'Misleading and dangerous': Leading energy expert attacks Chancellor George Osborne's over dash-to-gas policy

 

One of the world’s leading energy experts launched a
stinging attack on Chancellor George Osborne’s dash-to-gas policy
warning that his heavy reliance on Britain’s shale reserves to generate
electricity was “misleading and dangerous”.

Professor Paul Stevens, a recent winner of the prestigious OPEC award for outstanding oil and energy research, condemned Mr Osborne’s autumn statement for implying that gas would be cheaper in the future and that the price decline would be the result of tapping Britain’s shale gas resources.

He argued that the gas price could well increase significantly, while any decrease “will certainly not be the result of any shale gas revolution in UK or Europe”.

Furthermore, Professor Stevens slammed Mr Osborne for failing to acknowledge - or show an interest in resolving - the huge uncertainty over how much shale gas Britain will actually be able to extract.

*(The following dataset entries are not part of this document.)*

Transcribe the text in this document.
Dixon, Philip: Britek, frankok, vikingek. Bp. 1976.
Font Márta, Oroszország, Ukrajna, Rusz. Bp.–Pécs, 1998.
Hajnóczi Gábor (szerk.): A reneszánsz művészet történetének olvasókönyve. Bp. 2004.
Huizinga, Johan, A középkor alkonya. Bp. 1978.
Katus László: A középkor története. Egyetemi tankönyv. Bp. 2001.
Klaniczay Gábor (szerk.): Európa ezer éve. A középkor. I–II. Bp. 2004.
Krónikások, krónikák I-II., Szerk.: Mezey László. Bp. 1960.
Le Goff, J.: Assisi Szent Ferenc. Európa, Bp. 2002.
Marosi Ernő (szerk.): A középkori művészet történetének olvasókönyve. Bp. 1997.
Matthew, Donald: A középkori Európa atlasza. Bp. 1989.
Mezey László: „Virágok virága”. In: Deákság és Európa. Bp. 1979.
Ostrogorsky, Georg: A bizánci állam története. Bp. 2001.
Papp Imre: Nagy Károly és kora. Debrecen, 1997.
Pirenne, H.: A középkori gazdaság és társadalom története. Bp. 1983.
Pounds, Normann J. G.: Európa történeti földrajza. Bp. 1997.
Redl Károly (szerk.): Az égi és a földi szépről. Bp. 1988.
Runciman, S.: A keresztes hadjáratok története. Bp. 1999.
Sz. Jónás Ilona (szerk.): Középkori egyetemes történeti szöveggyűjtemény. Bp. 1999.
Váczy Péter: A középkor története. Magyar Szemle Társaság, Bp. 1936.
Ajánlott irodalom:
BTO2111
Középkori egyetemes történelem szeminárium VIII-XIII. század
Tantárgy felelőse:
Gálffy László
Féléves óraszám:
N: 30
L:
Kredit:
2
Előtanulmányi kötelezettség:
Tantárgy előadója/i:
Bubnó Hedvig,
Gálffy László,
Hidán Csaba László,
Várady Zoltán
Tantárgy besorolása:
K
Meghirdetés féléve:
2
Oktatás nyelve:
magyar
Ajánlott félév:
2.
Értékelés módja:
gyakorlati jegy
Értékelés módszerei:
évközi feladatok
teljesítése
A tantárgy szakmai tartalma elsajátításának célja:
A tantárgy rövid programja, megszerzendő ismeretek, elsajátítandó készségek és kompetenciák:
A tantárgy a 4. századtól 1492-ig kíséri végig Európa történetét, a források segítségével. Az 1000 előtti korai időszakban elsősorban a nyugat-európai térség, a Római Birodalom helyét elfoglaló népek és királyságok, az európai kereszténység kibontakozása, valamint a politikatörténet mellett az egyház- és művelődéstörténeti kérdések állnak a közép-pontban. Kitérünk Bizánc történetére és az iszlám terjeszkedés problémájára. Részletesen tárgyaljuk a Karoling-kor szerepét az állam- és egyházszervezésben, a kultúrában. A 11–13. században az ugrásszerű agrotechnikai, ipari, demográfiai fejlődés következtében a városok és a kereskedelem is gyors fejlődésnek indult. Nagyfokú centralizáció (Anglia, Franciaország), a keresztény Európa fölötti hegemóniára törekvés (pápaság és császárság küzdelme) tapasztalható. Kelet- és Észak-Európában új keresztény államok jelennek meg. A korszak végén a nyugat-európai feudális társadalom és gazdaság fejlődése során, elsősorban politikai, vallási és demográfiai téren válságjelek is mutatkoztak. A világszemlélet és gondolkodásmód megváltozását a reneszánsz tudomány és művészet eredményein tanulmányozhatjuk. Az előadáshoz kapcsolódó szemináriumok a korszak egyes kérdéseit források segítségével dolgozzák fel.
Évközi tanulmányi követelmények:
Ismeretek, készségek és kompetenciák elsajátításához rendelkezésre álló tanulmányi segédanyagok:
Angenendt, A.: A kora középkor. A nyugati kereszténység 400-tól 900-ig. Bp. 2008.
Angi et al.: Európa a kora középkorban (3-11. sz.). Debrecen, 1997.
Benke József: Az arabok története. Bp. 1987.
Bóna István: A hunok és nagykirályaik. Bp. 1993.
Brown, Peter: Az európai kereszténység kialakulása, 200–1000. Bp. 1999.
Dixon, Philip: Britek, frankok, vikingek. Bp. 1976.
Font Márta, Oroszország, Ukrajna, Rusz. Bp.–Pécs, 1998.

Shale gas is produced using the controversial practice of hydraulic fracturing, or fracking, which releases the hydrocarbons by blasting a mixture of sand, chemicals and water into the rock at high speed. The technique, which was temporarily banned last year after causing two small earthquakes in the Blackpool area, is expected to get the go-ahead this month as part of Mr Osborne’s gas-centred energy strategy. This supposes that Britain has vast reserves of shale gas that will provide an abundance of cheap energy, although many experts say they have no idea how much there really is and, more importantly, how much of that could be extracted.

“Osborne’s view of the future of energy is misleading and dangerous. It is misleading because it ignores the very real barriers to shale gas development in the UK and Europe more generally,” said Professor Stevens, who has previously worked at the Universities of Dundee, Surrey and Beirut and is now at the influential Chatham House think tank.

“His view of the future is also highly dangerous if there is concern over climate change as indeed there should be,” adds Professor Stevens, referring to the fact that the increased use of shale gas would largely be at the expense of low-carbon technologies such as wind, solar and nuclear power.

Professor Stevens said that the ideological clash between the pro-gas chancellor and Ed Davey, the Energy Secretary who favours low-carbon technology, has created a high level of indecision over the role of gas which “will add to the very long list of other barriers to shale gas development in the UK”.

These barriers, such as Britain’s high population density, general opposition to local developments, the government’s ownership of all mineral rights, and the high clay content of the shale, mean that the fracking revolution in the US which has sent gas prices tumbling, was not applicable to this country.

“The chief executive of ExxonMobil stated in March 2012 that the technology, so successfully used in the USA, was simply not applicable in Europe and that more research was needed. The problem is that this sort of fundamental scientific research needs to be funded by the government – as it was in the USA. Yet there appears to be no appetite in the British government for any such funding and the European Commission has ruled out any such funding,” said Professor Stevens.